Frequently Asked Questions
What pages are supported?
Designer pages on Fragrantica are supported. Use a designer URL as startUrl.
Can I collect more than 30 results?
Yes. Pagination is handled automatically, and the actor keeps collecting until results_wanted is reached or data is exhausted.
Can I collect 100+ records in one run?
Yes. Set results_wanted to 100 (or higher) and the actor will continue across source pages.
Are locale URLs flattened in output?
Yes. Locale URLs and locale review counters are provided as flat fields like url_en and reviews_en.

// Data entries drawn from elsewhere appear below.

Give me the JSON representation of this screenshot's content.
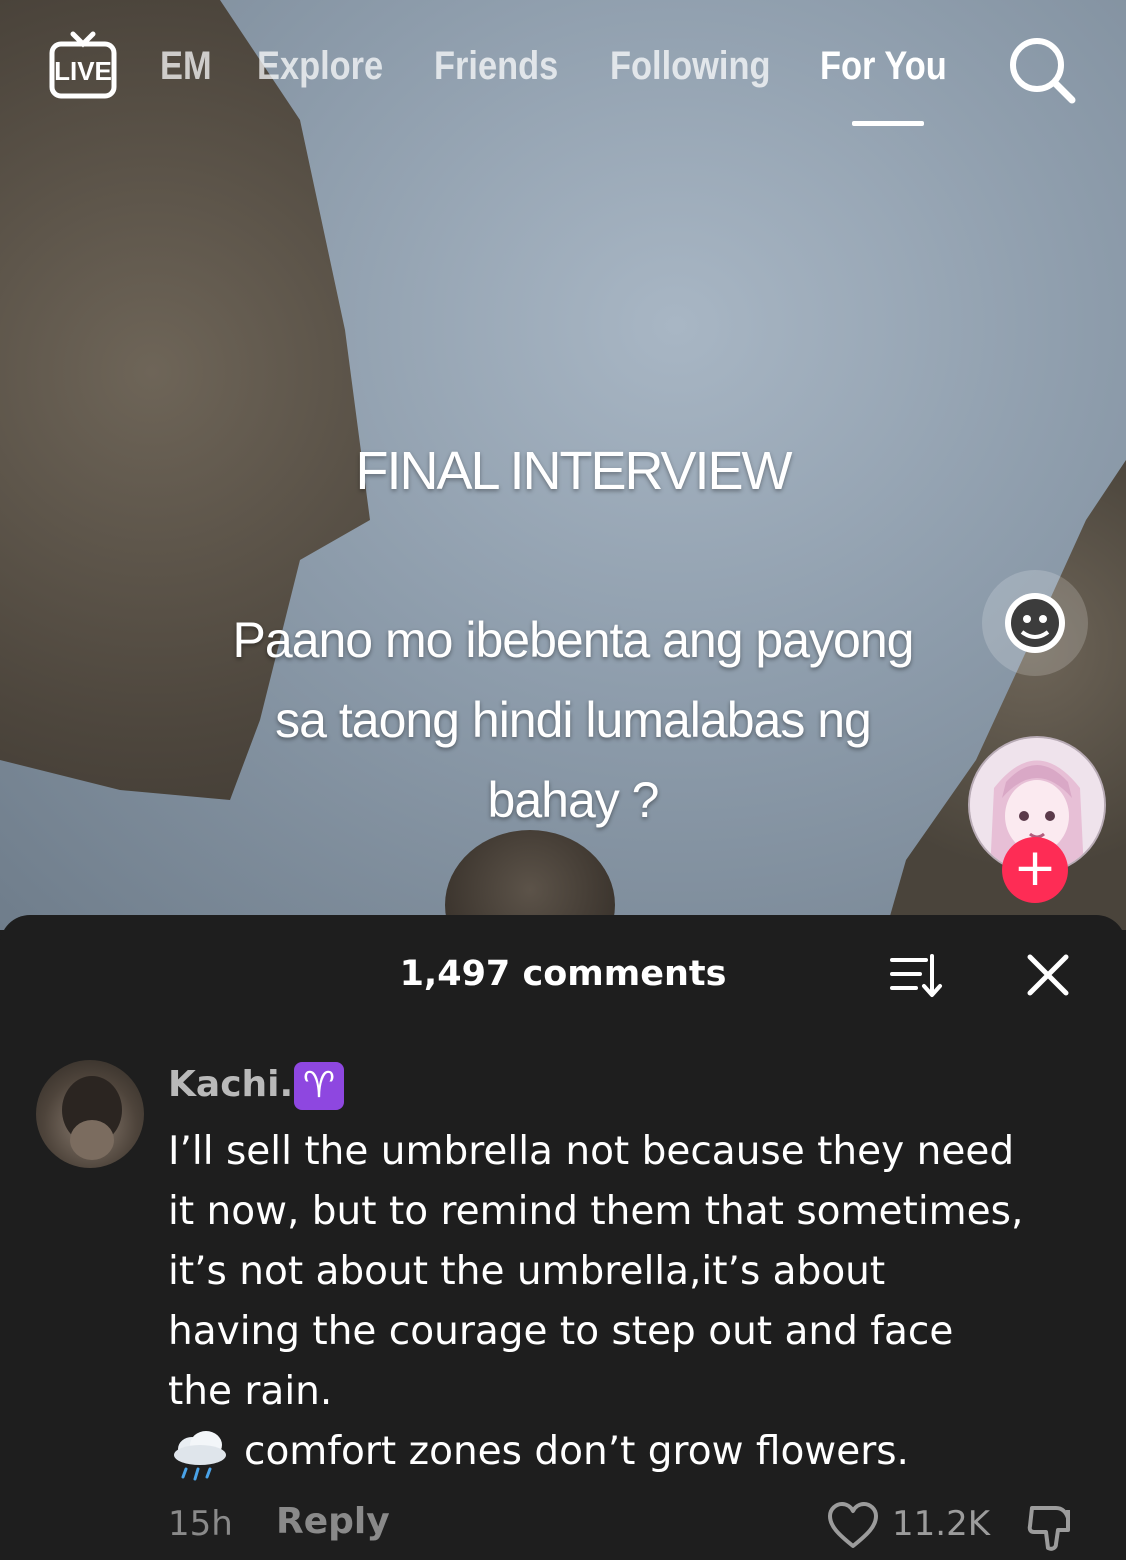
{
  "nav": {
    "live_label": "LIVE",
    "tabs": [
      {
        "label": "EM"
      },
      {
        "label": "Explore"
      },
      {
        "label": "Friends"
      },
      {
        "label": "Following"
      },
      {
        "label": "For You",
        "active": true
      }
    ]
  },
  "video": {
    "overlay_title": "FINAL INTERVIEW",
    "overlay_question": "Paano mo ibebenta ang payong\nsa taong hindi lumalabas ng\nbahay ?"
  },
  "comments_sheet": {
    "count_label": "1,497 comments",
    "comment": {
      "author": "Kachi.",
      "badge": "♈",
      "text": "I’ll sell the umbrella not because they need\nit now, but to remind them that sometimes,\nit’s not about the umbrella,it’s about\nhaving the courage to step out and face\nthe rain.",
      "tagline": "comfort zones don’t grow flowers.",
      "time": "15h",
      "reply_label": "Reply",
      "likes": "11.2K"
    }
  },
  "colors": {
    "follow_accent": "#fe2c55",
    "sheet_bg": "#1e1e1e",
    "badge_purple": "#8e47e0"
  },
  "icons": [
    "live-icon",
    "search-icon",
    "sticker-icon",
    "plus-icon",
    "sort-icon",
    "close-icon",
    "rain-cloud-icon",
    "heart-icon",
    "dislike-icon"
  ]
}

Will empty values be stored?
No. Empty and null-like values are removed before items are saved to the dataset.
How can I reduce blocked runs?
Use proxyConfiguration, keep input URLs valid, and start with smaller validation runs.
Support
For issues or feature requests, use the Apify Console issue/support channels for this actor.
Resources
Legal Notice
This actor is intended for legitimate data collection and analysis workflows. You are responsible for complying with website terms, local laws, and applicable data-use policies.